I rolled my eyes and a fresh set of stars burst in my head, driving thoughts of Beatrice clear out of my mind.
After the doctor, Mom sequestered me on her porch. Slick curled up on my lap and purred like a buzz saw while Mom encased my head in cool packs for my throbbing headache. Dr. Jobs had only given me an 800-milligram Motrin and a pat on the shoulder. Apparently, a mild concussion didn’t warrant more. I wasn’t allowed to go outside or go to sleep, so Mom decided I’d spend the rest of the day with her. I couldn’t even watch TV. While I was in town getting my head examined, The Pack held batting practice and Caleb knocked the satellite dish on top of the house. It lay in mangled disarray on the lawn, looking as sad and pathetic as I felt.

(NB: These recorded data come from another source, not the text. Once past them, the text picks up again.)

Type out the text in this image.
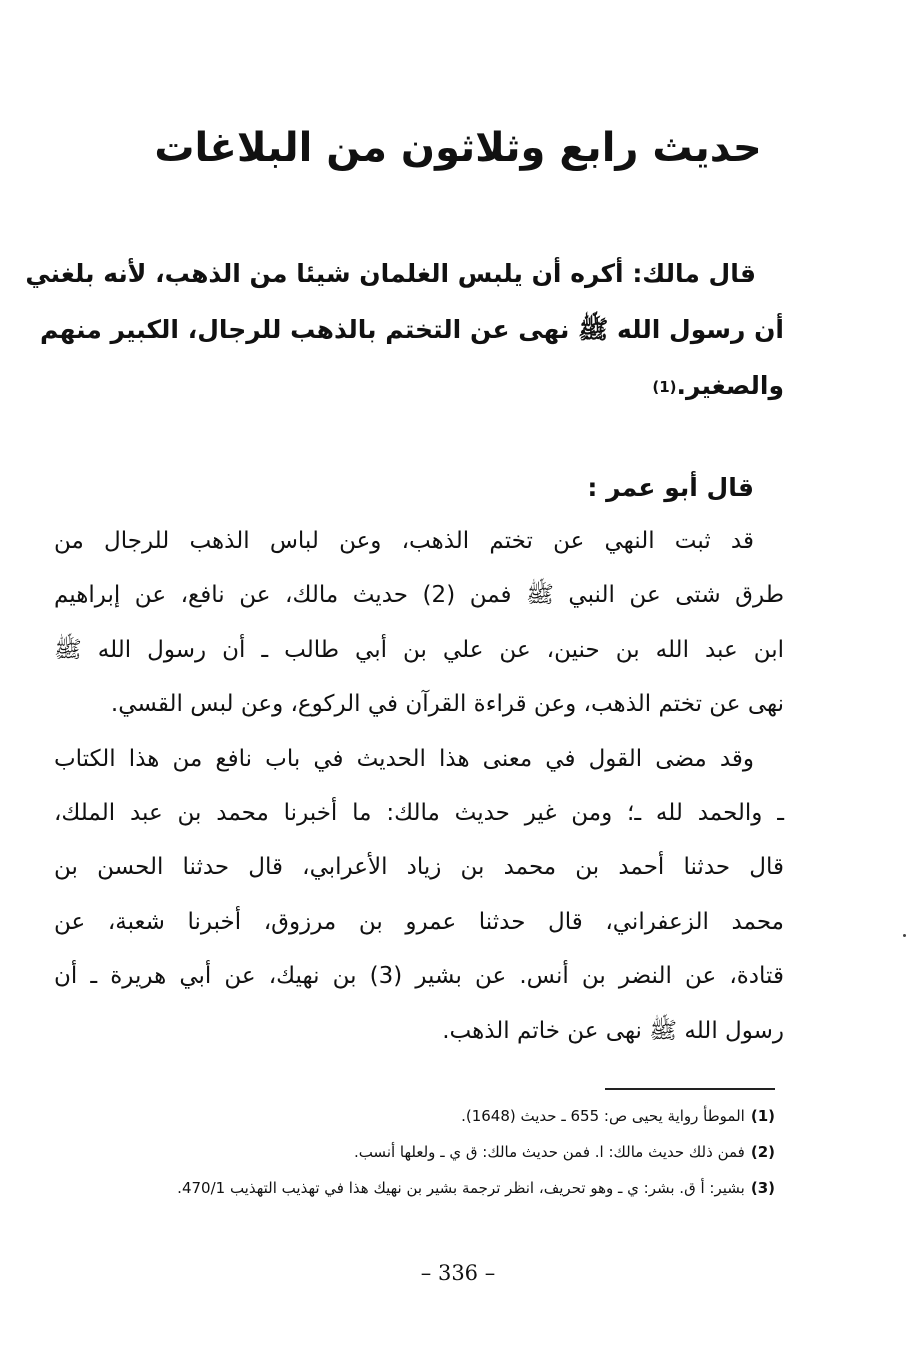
حديث رابع وثلاثون من البلاغات

قال مالك: أكره أن يلبس الغلمان شيئا من الذهب، لأنه بلغني
أن رسول الله ﷺ نهى عن التختم بالذهب للرجال، الكبير منهم
والصغير.(1)

قال أبو عمر :
قد ثبت النهي عن تختم الذهب، وعن لباس الذهب للرجال من
طرق شتى عن النبي ﷺ فمن (2) حديث مالك، عن نافع، عن إبراهيم
ابن عبد الله بن حنين، عن علي بن أبي طالب ـ أن رسول الله ﷺ
نهى عن تختم الذهب، وعن قراءة القرآن في الركوع، وعن لبس القسي.
وقد مضى القول في معنى هذا الحديث في باب نافع من هذا الكتاب
ـ والحمد لله ـ؛ ومن غير حديث مالك: ما أخبرنا محمد بن عبد الملك،
قال حدثنا أحمد بن محمد بن زياد الأعرابي، قال حدثنا الحسن بن
محمد الزعفراني، قال حدثنا عمرو بن مرزوق، أخبرنا شعبة، عن
قتادة، عن النضر بن أنس. عن بشير (3) بن نهيك، عن أبي هريرة ـ أن
رسول الله ﷺ نهى عن خاتم الذهب.
(1)الموطأ رواية يحيى ص: 655 ـ حديث (1648).
(2)فمن ذلك حديث مالك: ا. فمن حديث مالك: ق ي ـ ولعلها أنسب.
(3)بشير: أ ق. بشر: ي ـ وهو تحريف، انظر ترجمة بشير بن نهيك هذا في تهذيب التهذيب 470/1.
– 336 –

“Are you hungry? I’ll fix you a sandwich,” Mom said from over her latest sculpture, a copper piece resembling a pile of mangos.
“No, I’m not hungry.”
She didn’t reply, but turned her attention back to her torch. She refined the flame and began heating a small piece of copper. The flame and Mom’s soft murmurs to herself hypnotized me and my eyelids drooped.
“Don’t go to sleep,” she said. “Read a book.”

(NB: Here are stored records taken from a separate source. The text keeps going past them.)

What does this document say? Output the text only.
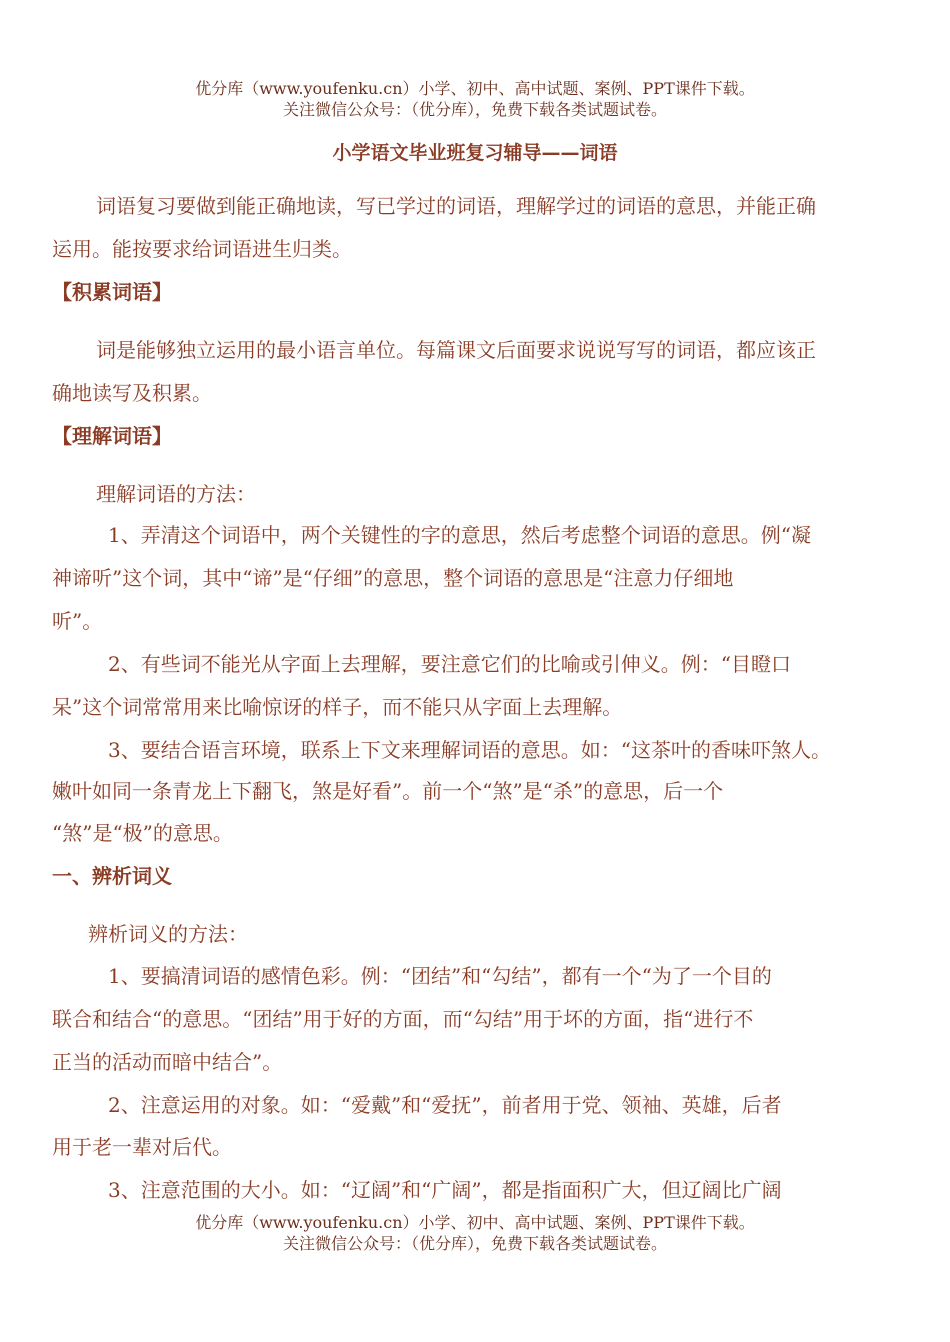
优分库（www.youfenku.cn）小学、初中、高中试题、案例、PPT课件下载。
关注微信公众号：（优分库），免费下载各类试题试卷。
小学语文毕业班复习辅导——词语
词语复习要做到能正确地读，写已学过的词语，理解学过的词语的意思，并能正确
运用。能按要求给词语进生归类。
【积累词语】
词是能够独立运用的最小语言单位。每篇课文后面要求说说写写的词语，都应该正
确地读写及积累。
【理解词语】
理解词语的方法：
1、弄清这个词语中，两个关键性的字的意思，然后考虑整个词语的意思。例“凝
神谛听”这个词，其中“谛”是“仔细”的意思，整个词语的意思是“注意力仔细地
听”。
2、有些词不能光从字面上去理解，要注意它们的比喻或引伸义。例：“目瞪口
呆”这个词常常用来比喻惊讶的样子，而不能只从字面上去理解。
3、要结合语言环境，联系上下文来理解词语的意思。如：“这茶叶的香味吓煞人。
嫩叶如同一条青龙上下翻飞，煞是好看”。前一个“煞”是“杀”的意思，后一个
“煞”是“极”的意思。
一、辨析词义
辨析词义的方法：
1、要搞清词语的感情色彩。例：“团结”和“勾结”，都有一个“为了一个目的
联合和结合“的意思。“团结”用于好的方面，而“勾结”用于坏的方面，指“进行不
正当的活动而暗中结合”。
2、注意运用的对象。如：“爱戴”和“爱抚”，前者用于党、领袖、英雄，后者
用于老一辈对后代。
3、注意范围的大小。如：“辽阔”和“广阔”，都是指面积广大，但辽阔比广阔
优分库（www.youfenku.cn）小学、初中、高中试题、案例、PPT课件下载。
关注微信公众号：（优分库），免费下载各类试题试卷。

I jumped at the sound of her voice and my cool packs fell off.
“Don’t move. I’ll get it.” She extinguished the torch and repacked my head.

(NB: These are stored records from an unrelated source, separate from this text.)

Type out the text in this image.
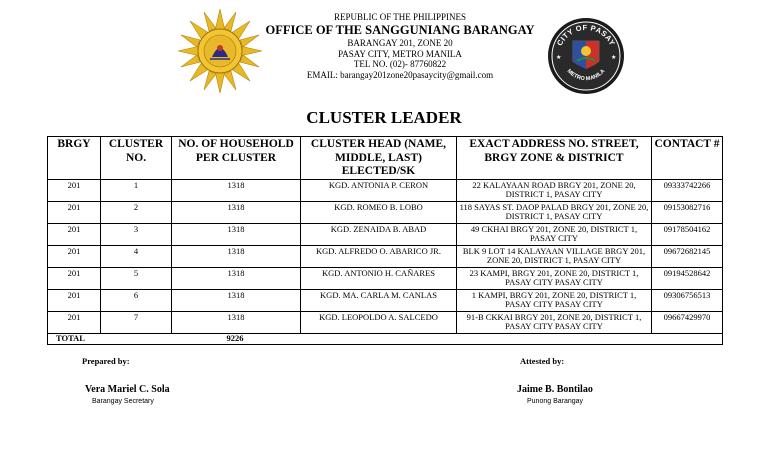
REPUBLIC OF THE PHILIPPINES
OFFICE OF THE SANGGUNIANG BARANGAY
BARANGAY 201, ZONE 20
PASAY CITY, METRO MANILA
TEL NO. (02)- 87760822
EMAIL: barangay201zone20pasaycity@gmail.com
CITY OF PASAY
METRO MANILA
★	★
CLUSTER LEADER
BRGY	CLUSTER NO.	NO. OF HOUSEHOLD PER CLUSTER	CLUSTER HEAD (NAME, MIDDLE, LAST) ELECTED/SK	EXACT ADDRESS NO. STREET, BRGY ZONE & DISTRICT	CONTACT #
201	1	1318	KGD. ANTONIA P. CERON	22 KALAYAAN ROAD BRGY 201, ZONE 20, DISTRICT 1, PASAY CITY	09333742266
201	2	1318	KGD. ROMEO B. LOBO	118 SAYAS ST. DAOP PALAD BRGY 201, ZONE 20, DISTRICT 1, PASAY CITY	09153082716
201	3	1318	KGD. ZENAIDA B. ABAD	49 CKHAI BRGY 201, ZONE 20, DISTRICT 1, PASAY CITY	09178504162
201	4	1318	KGD. ALFREDO O. ABARICO JR.	BLK 9 LOT 14 KALAYAAN VILLAGE BRGY 201, ZONE 20, DISTRICT 1, PASAY CITY	09672682145
201	5	1318	KGD. ANTONIO H. CAÑARES	23 KAMPI, BRGY 201, ZONE 20, DISTRICT 1, PASAY CITY PASAY CITY	09194528642
201	6	1318	KGD. MA. CARLA M. CANLAS	1 KAMPI, BRGY 201, ZONE 20, DISTRICT 1, PASAY CITY PASAY CITY	09306756513
201	7	1318	KGD. LEOPOLDO A. SALCEDO	91-B CKKAI BRGY 201, ZONE 20, DISTRICT 1, PASAY CITY PASAY CITY	09667429970
TOTAL		9226			
Prepared by:
Vera Mariel C. Sola
Barangay Secretary
Attested by:
Jaime B. Bontilao
Punong Barangay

Then she lit her torch and the smell of butane filled the porch only to be carried away by the breeze coming up from the creek. The breeze was the only thing coming from the outside. The house and the lawn were unusually quiet. The quiet meant one thing: The Pack was up to something. They could be playing ball or hiking, or more likely launching another attack on Miss Pritchett. They could’ve at least waited until the next day, when I could go out again.
“Read,” said Mom. “And stop stewing. It’s only one day.”
I tried to concentrate on the book Aunt Calla gave me. It was about boys at a reform school. Aunt Calla was probably trying to make a point, but I didn’t know what it was. We weren’t going to reform school. We were going to college. People don’t always get what they deserve. Although the boys in the book did deserve it. They were idiots. Our combined IQ of three million was a big factor in our not getting caught for even a fourth of what we did. I fell asleep with the book in my hand.
When I woke up, the entire Pack surrounded my chair, sunburnt and still smelling like wet dogs.
“You’re not supposed to be sleeping,” said April, sitting on the edge of the cushion.
“I’m totally bored. What’d you expect me to do?”
“You were asleep?” Mom glared at me through her safety googles. “Damn it, Puppy. You heard what the doctor said.”
“I woke up. What’s the big deal?”
“You could die. How about that?”
“I haven’t died yet.”
Mom rolled her eyes and started on some detail work. In a second she’d forget all about me and my so-called condition. That’s one of the advantages of having an artist for a mother. Mom got so into her own stuff she forgot to worm her way into every moment of my life. That aspect of Mom couldn’t be overrated.
The Pack waited for Mom to get engrossed before they started talking freely.
“Dude, you got to get out of here,” said Caleb.
“She’ll never notice,” said Luke.
“What’ve you been doing?” I tried to look disinterested, but failed miserably.
“Nothing good, if that’s what you’re worried about,” said Luke.
“Where’d you go?”
“We’ve been looking for Beatrice.”
“What happened to Beatrice?” I hoped for an out-of-control cement truck or at least a freak drowning.
“I don’t know. We can’t find her,” said Caleb.
Mom looked up from her sculpture, surprising us all. “You mean to tell me you still haven’t found her? I bet you’ve been swimming.”
Cole’s back was to her. He wore the guiltless grin of the perpetually guilty.
“We did not. We just can’t find her.” Luke’s face was all seriousness, despite its oily shine and ring of Lady Liberty hair.
“Well, walk the property line and take some carrots with you,” said Mom.
“We need more than that,” said Luke.
She increased the flame on her torch and put a hand on her hip. “Like what?”
“Pup’s the ultimate bait. A thousand carrots aren’t as good as him,” said Luke.
She looked at her sculpture and ran a finger along the ragged edge. “Fine, but don’t tire him out.” She started to say something else, but we were out the door before it left her lips.